To get better performance numbers, you should run the algorithm multiple times (and most likely throw out the first one as that will be far greater because it includes the time to compile and store the kernels).

Also, instead of running transform() and accumulate() as separate operations, you should use the fused transform_reduce() algorithm which performs both the transform and reduction with a single kernel. The code would look like this:

float ans = 0;
compute::transform_reduce(
    device_vector.begin(),
    device_vector.end(),
    &ans,
    compute::sqrt<float>(),
    compute::plus<float>(),
    queue
);
std::cout << "ans: " << ans << std::endl;

You can also compile code using Boost.Compute with the -DBOOST_COMPUTE_USE_OFFLINE_CACHE which will enable the offline kernel cache (this requires linking with boost_filesystem ). Then the kernels you use will be stored in your file system and only be compiled the very first time you run your application (NVIDIA on Linux already does this by default).

Answer 2

I can see one possible reason for the big difference. Compare the CPU and the GPU data flow:-

CPU              GPU

                 copy data to GPU

                 set up compute code

calculate sqrt   calculate sqrt

sum              sum

                 copy data from GPU

Given this, it appears that the Intel chip is just a bit rubbish at general compute, the NVidia is probably suffering from the extra data copying and setting up the GPU to do the calculation.

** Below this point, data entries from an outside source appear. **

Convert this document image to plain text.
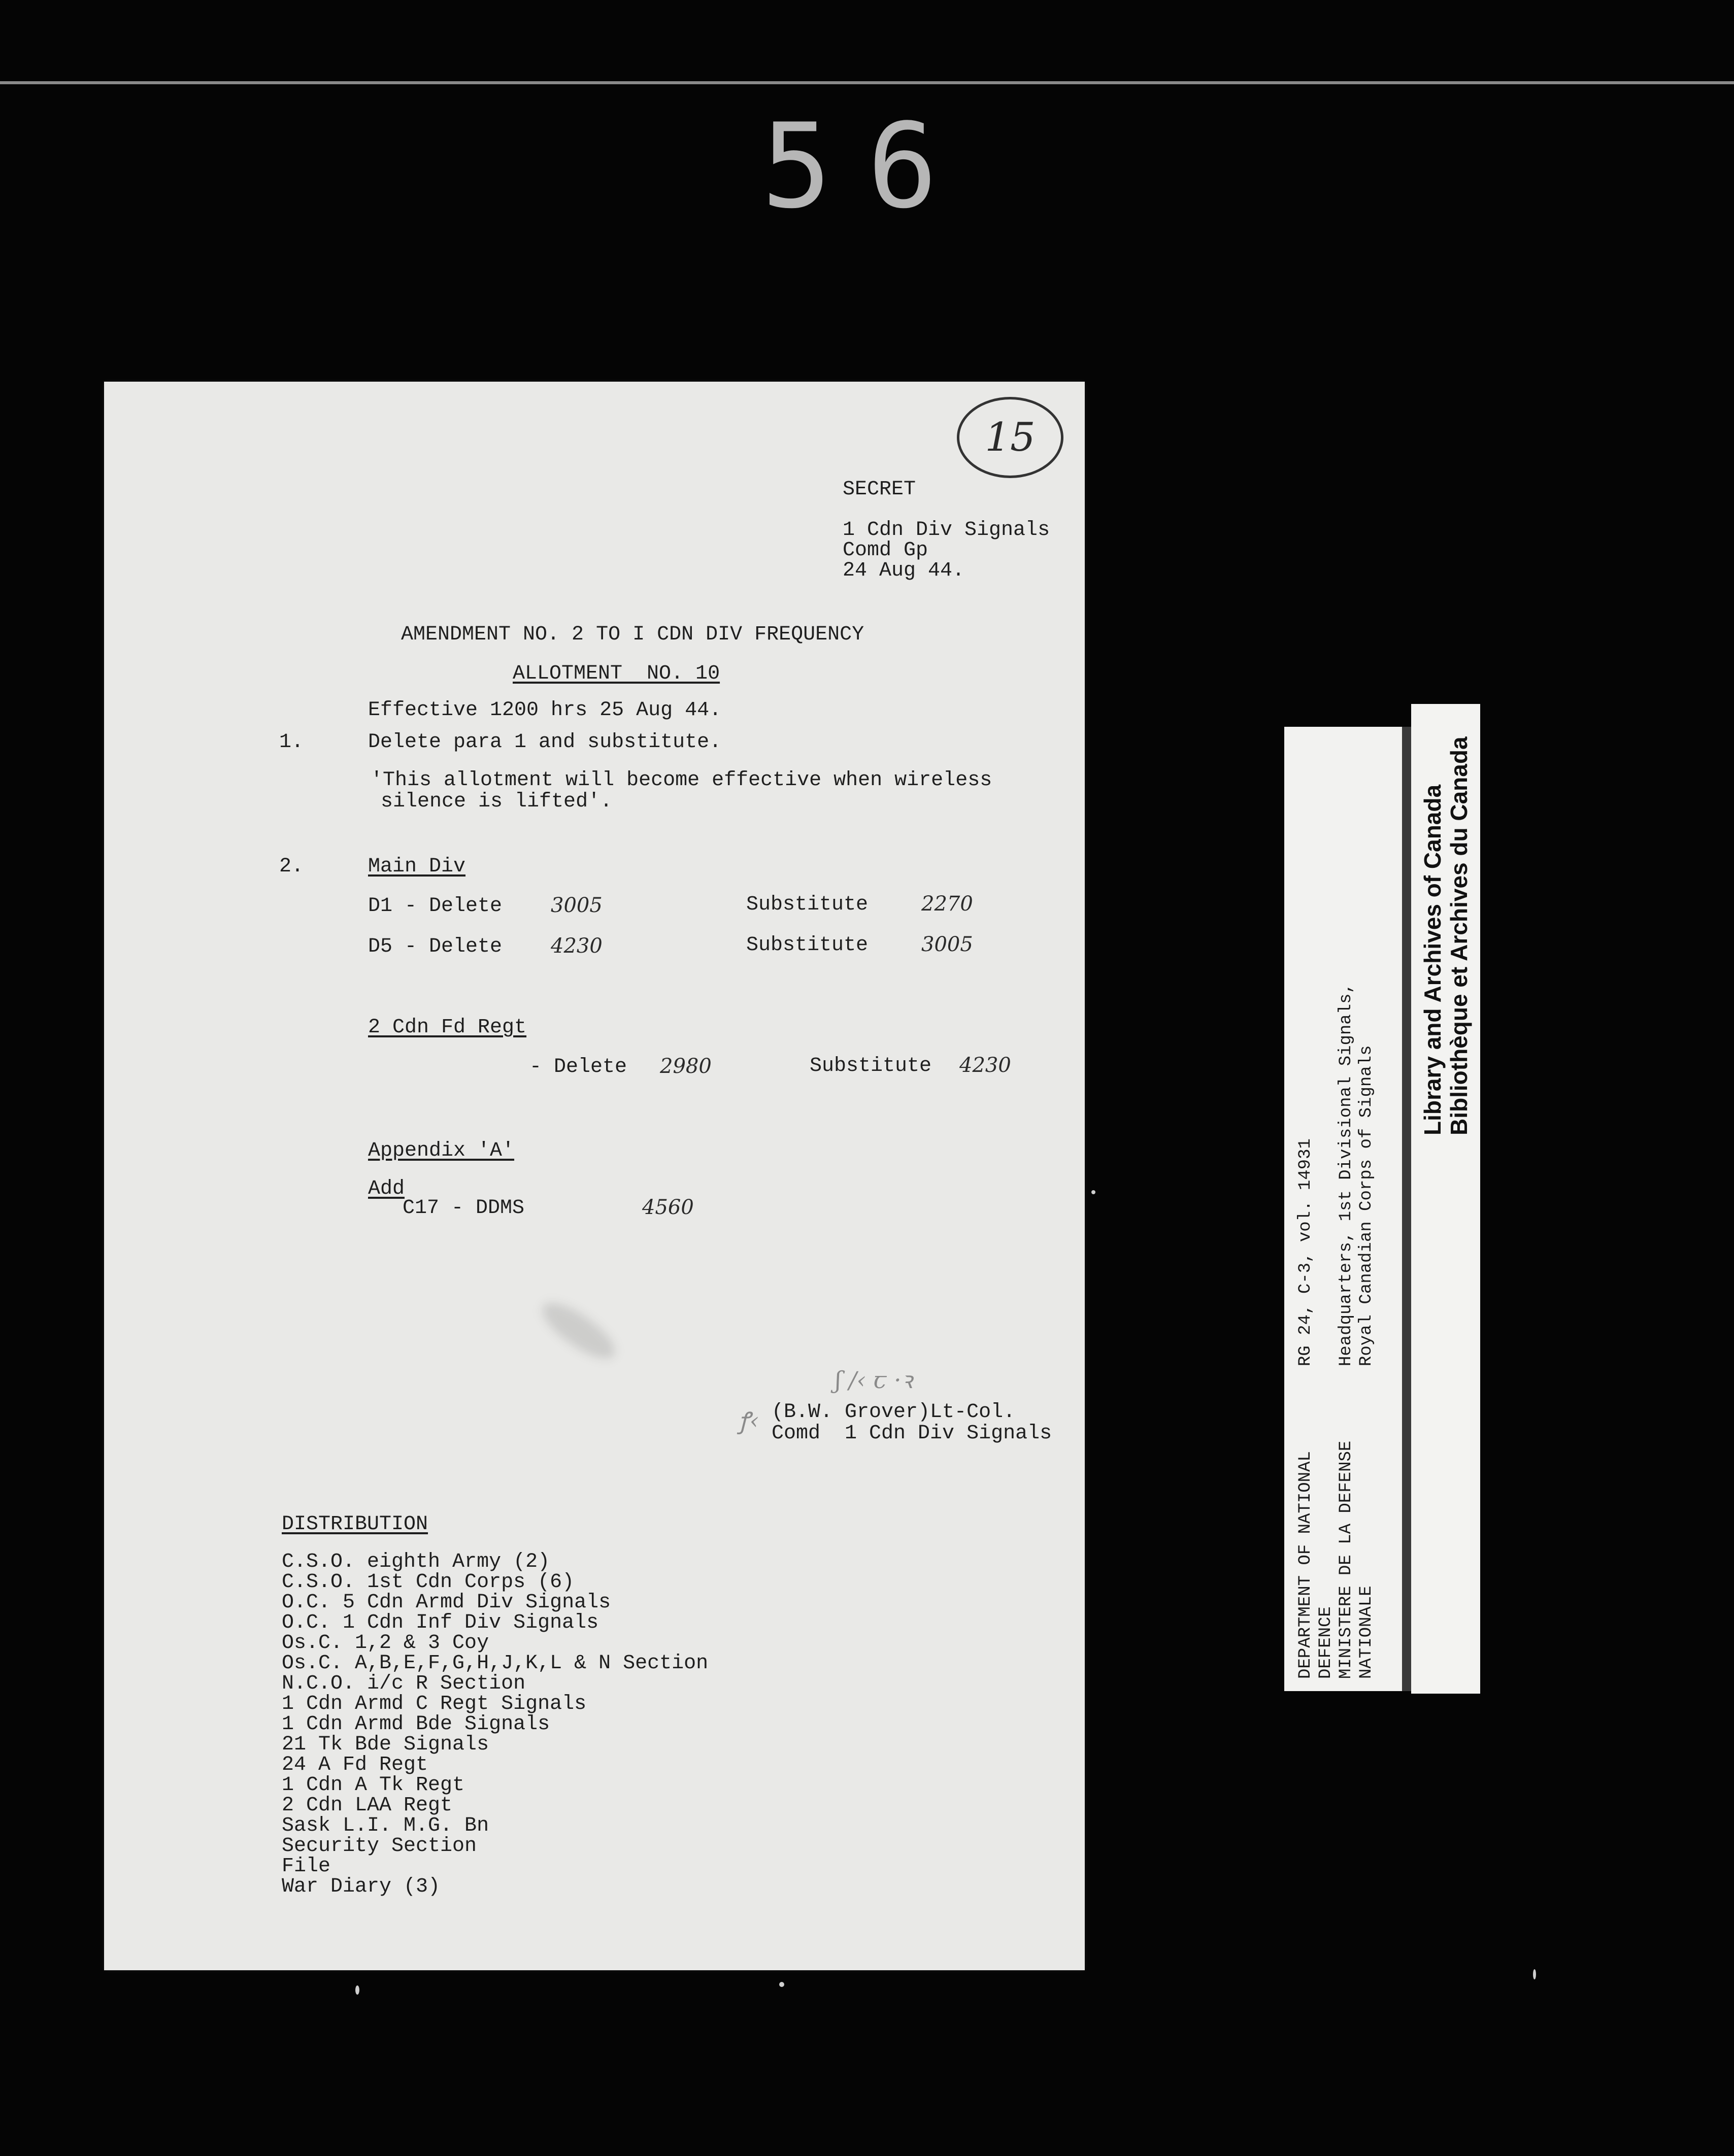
56
15
SECRET
1 Cdn Div Signals
Comd Gp
24 Aug 44.
AMENDMENT NO. 2 TO I CDN DIV FREQUENCY
ALLOTMENT  NO. 10
Effective 1200 hrs 25 Aug 44.
1.	Delete para 1 and substitute.
'This allotment will become effective when wireless
silence is lifted'.
2.	Main Div
D1 - Delete 3005	Substitute	2270
D5 - Delete 4230	Substitute	3005
2 Cdn Fd Regt
- Delete 2980	Substitute 4230
Appendix 'A'
Add
C17 - DDMS	4560
ʃ /‹ ꞇ ·ꝛ
ꝭ‹ (B.W. Grover)Lt-Col.
Comd  1 Cdn Div Signals
DISTRIBUTION
C.S.O. eighth Army (2)
C.S.O. 1st Cdn Corps (6)
O.C. 5 Cdn Armd Div Signals
O.C. 1 Cdn Inf Div Signals
Os.C. 1,2 & 3 Coy
Os.C. A,B,E,F,G,H,J,K,L & N Section
N.C.O. i/c R Section
1 Cdn Armd C Regt Signals
1 Cdn Armd Bde Signals
21 Tk Bde Signals
24 A Fd Regt
1 Cdn A Tk Regt
2 Cdn LAA Regt
Sask L.I. M.G. Bn
Security Section
File
War Diary (3)
DEPARTMENT OF NATIONAL
DEFENCE
MINISTERE DE LA DEFENSE
NATIONALE
RG 24, C-3, vol. 14931 Headquarters, 1st Divisional Signals,
Royal Canadian Corps of Signals
Library and Archives of Canada Bibliothèque et Archives du Canada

You should try the same program but with a much more complex operation - sqrt and sum are too simple to overcome the extra overhead of using the GPU. You could try calculating Mandlebrot points for instance.

In your example, moving the lambda into the accumulate would be faster (one pass over memory vs. two passes)

Answer 3

You're getting bad results because you're measuring time incorrectly.

OpenCL Device has it's own time counters, which aren't related to Host counters. Every OpenCL task has 4 states, timers for which can be queried: (from Khronos web site)

1. CL_PROFILING_COMMAND_QUEUED , when the command identified by event is enqueued in a command-queue by the host
2. CL_PROFILING_COMMAND_SUBMIT , when the command identified by event that has been enqueued is submitted by the host to the device associated with the command-queue.
3. CL_PROFILING_COMMAND_START , when the command identified by event starts execution on the device.
4. CL_PROFILING_COMMAND_END , when the command identified by event has finished execution on the device.

Take into account, that timers are Device-side . So, to measure kernel & command queue performance, you can query for these timers. In your case, 2 last timers are needed.

In your sample code, you're measuring Host time, which includes data transfer time (as Skizz said) plus all time wasted on Command Queue maintenance.

So, to learn actual kernel performance, you need either to pass cl_event to your kernel (no idea how to do it in boost::compute) & query that event for performance counters or make your kernel really huge & complicated to hide all overheads.